Call to boycott goes beyond beer
Tokyo stopped exports of three industrial materials on July 4 and last Friday removed Seoul from a so-called white list of trusted trade partners.
Korean consumers showed their displeasure from the start by eschewing Kirin, Sapporo, Asahi and other Japanese beers, which have prominent places in Korean supermarkets and convenience stores’ coolers.
According to CU, one of the largest convenience store chains in Korea, Japanese beer sales plunged by 51 percent year-on-year last month. GS25, another convenience store chain, said its Japanese beer sales plummeted 40 percent last month.
GS25 said Asahi was its top seller last year for 500 milliliter cans of beer. Last month, it slid to seventh place. Local brand Cass filled the void and took over the top place. The second and third best-selling products were Tsingtao from China and the Netherland’s Heineken.
In sync with their customers, convenience stores have been excluding Japanese beer from usual discount promotions for imported beers.
Sales of Uniqlo products at department stores fell roughly 30 percent last month, according to industry projections. Sales of Uniqlo’s Korean competitor TopTen saw a jump of 20 percent year-on-year last month. Many Uniqlo shops in central Seoul are empty. Some Koreans say they don’t want to be seen going into a Uniqlo.
“I was walking with a Uniqlo shopping bag, and I felt people, especially young people, staring at me,” said an office worker surnamed Kim who recently bought clothes from an Uniqlo shop in central Seoul.

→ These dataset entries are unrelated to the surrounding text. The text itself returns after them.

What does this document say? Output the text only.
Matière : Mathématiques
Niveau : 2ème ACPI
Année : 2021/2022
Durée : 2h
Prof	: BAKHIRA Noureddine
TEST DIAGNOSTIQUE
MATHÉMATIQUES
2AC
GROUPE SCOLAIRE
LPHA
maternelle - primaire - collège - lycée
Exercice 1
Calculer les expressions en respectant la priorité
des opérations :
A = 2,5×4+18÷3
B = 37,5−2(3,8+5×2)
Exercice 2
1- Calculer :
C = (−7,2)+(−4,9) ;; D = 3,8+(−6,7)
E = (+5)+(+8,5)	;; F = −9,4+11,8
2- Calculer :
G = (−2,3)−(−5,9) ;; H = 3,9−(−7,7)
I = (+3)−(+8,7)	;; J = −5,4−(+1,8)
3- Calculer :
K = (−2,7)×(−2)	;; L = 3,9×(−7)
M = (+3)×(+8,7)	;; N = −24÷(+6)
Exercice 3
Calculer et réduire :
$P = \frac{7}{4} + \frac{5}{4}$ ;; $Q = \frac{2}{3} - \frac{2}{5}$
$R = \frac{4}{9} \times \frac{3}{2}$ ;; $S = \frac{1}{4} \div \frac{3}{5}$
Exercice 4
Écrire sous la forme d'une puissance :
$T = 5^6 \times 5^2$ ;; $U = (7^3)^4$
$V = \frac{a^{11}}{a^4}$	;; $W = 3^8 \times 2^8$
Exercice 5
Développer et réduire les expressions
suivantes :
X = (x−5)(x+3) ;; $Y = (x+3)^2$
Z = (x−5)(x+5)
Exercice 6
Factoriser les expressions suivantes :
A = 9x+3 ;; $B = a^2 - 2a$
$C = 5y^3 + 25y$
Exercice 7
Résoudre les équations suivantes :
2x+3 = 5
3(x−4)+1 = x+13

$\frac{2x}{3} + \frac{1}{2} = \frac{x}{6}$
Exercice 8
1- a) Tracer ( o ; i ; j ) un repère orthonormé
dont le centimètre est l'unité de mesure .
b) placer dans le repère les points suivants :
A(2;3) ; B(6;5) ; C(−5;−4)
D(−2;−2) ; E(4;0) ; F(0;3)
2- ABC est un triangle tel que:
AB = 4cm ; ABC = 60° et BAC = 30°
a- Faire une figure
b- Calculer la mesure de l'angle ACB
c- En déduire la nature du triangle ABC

At GS Retail’s cosmetics channel lalavla, sales of the Japanese hair wax Gatsby fell 7.2 percent in July, compared to the previous month, while sales of the popular men’s all-in-one skincare brand Ulos fell 25.6 percent during the same period.
Online, Koreans are trading tips on how to spot made-in-Japan items by their barcodes.
The first three digits of a barcode are country numbers designated by international standards organization GS1, and according to Korean netizens, Japan uses numbers 450 through 459 and 490 through 499.
Those are the products that should be shunned, Korean boycott champions advised.
GS1’s website stated, “GS1 prefixes do not identify the country of origin for a given product ... as GS1 member companies can manufacture products anywhere in the world.”
Another part of the boycott involves traveling to Japan, which has become a social no-no.
According to data from the Ministry of Land, Infrastructure and Transport, outbound travelers to Japan from July 16 through July 30 shrank by 13.4 percent to 467,249 people compared to between June 16 through June 30.
“The number of people who used Hana Tour packages to Japan shrank by 36 percent year-on-year last month,” a spokesperson from Hana Tour said. “As people tend to book travel from several months before their departure, the booking rate for August is shrinking faster compared to July, when it was harder for people to cancel imminent travel.”
As the demand to travel to Japan slows, airlines have started to react.
Korean Air on Thursday announced it will use smaller planes on its four routes to Japan departing from Incheon to Sapporo, Osaka, Fukuoka and Nagoya.
Twice-daily flights to Nagoya will be offered on B737-900ER or B737-800 planes with 159 and 138 seats instead of 218-seat A330-200s. That change will take place from Sept. 11 through Oct. 26.
Changes for other routes come at different times and begin as early as Aug. 12.
Earlier in the week, the country’s largest airline announced its plan to temporarily suspend operations of a Busan-Sapporo flight that used to operate thrice-weekly from Sept. 3.
The country’s second-largest carrier announced last Tuesday that it will use smaller planes on flights to three major Japanese destinations: Osaka, Okinawa and Fukuoka.
Koreans are among the largest groups of foreign visitors to the neighboring country.
According to data from the Japan National Tourism Organization, roughly 7.54 million Koreans visited Japan last year, accounting for 24.1 percent of the total number of foreign visitors to Japan. It was the second largest group after Chinese visitors, who accounted for 26.8 percent of the total foreign visitors.